Both speakers concluded that benefits for patients include consistency, longer consultation times, exposure to different skill sets, and a more holistic and educational approach to care resulting in improved patient safety. The main advantages for the service are improved capacity and closer multidisciplinary team working.
The challenges that the speakers identified were as follows:
Dr Kevin Fong has degrees in astrophysics, medicine, and space engineering, and currently works as a consultant anaesthetist at University College London. He is the Anaesthetic Lead for both the Primary Emergency Response Team and Major Incident Planning. Dr Fong delivered a tremendously engaging lecture entitled ‘Extremes’ about exploration and the progress made in medicine that we have seen over the past years.
Dr Fong highlighted that progress in science, medicine and engineering continues to blur the boundaries between science fiction and science fact, and pointed out that anything is possible if we work as a team.
Andrea Crossfield, the CEO of Tobacco Free Futures, discussed whether electronic cigarettes should be viewed as a ‘problem or panacea’. She presented some fascinating statistics before concluding that, although long-term safety of nicotine ‘vaping’ is unknown, ‘vaping’ is probably safer than smoking and is therefore a better alternative to cigarettes for adults who currently smoke.
However, she also warned delegates about the potential for electronic cigarettes to become a gateway to smoking for currently non-smoking teenagers. As such, the key challenge is to limit the marketing of these devices to individuals who currently use tobacco products. There was unanimous agreement that ultimately the aim should be to encourage current smokers to quit completely and to protect young people from ever taking up the habit.

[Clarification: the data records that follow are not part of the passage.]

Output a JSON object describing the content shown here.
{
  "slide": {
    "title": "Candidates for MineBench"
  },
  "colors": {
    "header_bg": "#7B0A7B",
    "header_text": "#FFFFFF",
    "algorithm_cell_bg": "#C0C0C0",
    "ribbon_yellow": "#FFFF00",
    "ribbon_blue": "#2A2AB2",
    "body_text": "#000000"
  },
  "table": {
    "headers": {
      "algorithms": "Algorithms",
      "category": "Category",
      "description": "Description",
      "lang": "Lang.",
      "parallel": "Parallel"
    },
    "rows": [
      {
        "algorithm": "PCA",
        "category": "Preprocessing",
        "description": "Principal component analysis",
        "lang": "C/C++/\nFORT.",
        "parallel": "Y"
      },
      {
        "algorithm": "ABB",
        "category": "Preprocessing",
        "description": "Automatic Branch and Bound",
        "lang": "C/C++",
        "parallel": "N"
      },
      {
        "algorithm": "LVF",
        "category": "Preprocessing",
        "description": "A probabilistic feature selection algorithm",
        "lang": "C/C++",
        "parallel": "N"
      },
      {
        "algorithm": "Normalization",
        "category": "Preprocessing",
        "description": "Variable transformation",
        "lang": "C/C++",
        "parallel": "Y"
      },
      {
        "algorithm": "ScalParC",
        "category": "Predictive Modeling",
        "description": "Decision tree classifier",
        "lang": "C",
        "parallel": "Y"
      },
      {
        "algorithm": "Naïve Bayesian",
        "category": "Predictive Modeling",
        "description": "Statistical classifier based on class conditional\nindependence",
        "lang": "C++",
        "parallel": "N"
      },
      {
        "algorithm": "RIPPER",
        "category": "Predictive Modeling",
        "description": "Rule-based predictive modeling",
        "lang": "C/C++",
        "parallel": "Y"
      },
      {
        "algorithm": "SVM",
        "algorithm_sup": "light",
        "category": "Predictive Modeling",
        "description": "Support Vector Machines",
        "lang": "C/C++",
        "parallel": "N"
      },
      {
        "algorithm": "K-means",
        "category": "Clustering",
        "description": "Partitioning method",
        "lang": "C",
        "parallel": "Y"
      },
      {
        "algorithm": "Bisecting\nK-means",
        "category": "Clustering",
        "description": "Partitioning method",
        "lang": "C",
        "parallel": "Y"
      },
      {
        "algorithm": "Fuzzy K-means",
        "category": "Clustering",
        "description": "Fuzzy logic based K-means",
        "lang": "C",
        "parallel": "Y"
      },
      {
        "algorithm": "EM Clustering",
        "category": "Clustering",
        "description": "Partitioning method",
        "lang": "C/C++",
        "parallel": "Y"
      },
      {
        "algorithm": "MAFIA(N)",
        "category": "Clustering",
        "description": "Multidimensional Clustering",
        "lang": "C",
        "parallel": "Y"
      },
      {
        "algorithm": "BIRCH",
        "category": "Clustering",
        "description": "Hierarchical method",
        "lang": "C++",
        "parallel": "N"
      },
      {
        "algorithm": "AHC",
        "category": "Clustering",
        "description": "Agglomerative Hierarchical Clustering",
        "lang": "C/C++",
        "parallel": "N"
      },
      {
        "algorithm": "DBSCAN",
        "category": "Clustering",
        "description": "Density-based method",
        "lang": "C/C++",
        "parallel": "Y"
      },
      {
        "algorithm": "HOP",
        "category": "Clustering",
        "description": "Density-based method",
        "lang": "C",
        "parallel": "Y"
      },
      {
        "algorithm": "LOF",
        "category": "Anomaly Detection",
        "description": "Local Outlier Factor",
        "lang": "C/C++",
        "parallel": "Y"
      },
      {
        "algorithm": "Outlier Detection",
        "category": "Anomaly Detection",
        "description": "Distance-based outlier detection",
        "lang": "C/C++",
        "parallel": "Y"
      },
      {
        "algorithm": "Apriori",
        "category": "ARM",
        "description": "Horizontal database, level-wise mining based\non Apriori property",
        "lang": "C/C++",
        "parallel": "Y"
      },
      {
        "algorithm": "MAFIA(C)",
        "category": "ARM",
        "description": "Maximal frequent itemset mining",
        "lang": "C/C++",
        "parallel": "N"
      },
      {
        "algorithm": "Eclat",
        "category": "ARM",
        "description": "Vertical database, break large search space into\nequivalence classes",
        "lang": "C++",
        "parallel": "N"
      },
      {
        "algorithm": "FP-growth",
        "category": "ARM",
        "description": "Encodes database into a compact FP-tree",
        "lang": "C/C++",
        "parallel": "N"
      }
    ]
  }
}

Carl Booth’s research into the use of thromboembolic prophylaxis was awarded this year’s prize for the best oral presentation, while Angela Kiernan’s impressive pre-registration pharmacy project on safety monitoring received this year’s prize for the best poster.
The BOPA Chair, Helen Flint, thanked all the participants for attending, being enthusiastic and contributing to the wonderful BOPA atmosphere. She also thanked the sponsors for their continuous support and the ICC and Succinct Medical Communications staff for making sure everything ran so smoothly.
The 18th Annual BOPA Symposium will take place on 23−25 October at the International Centre, Telford.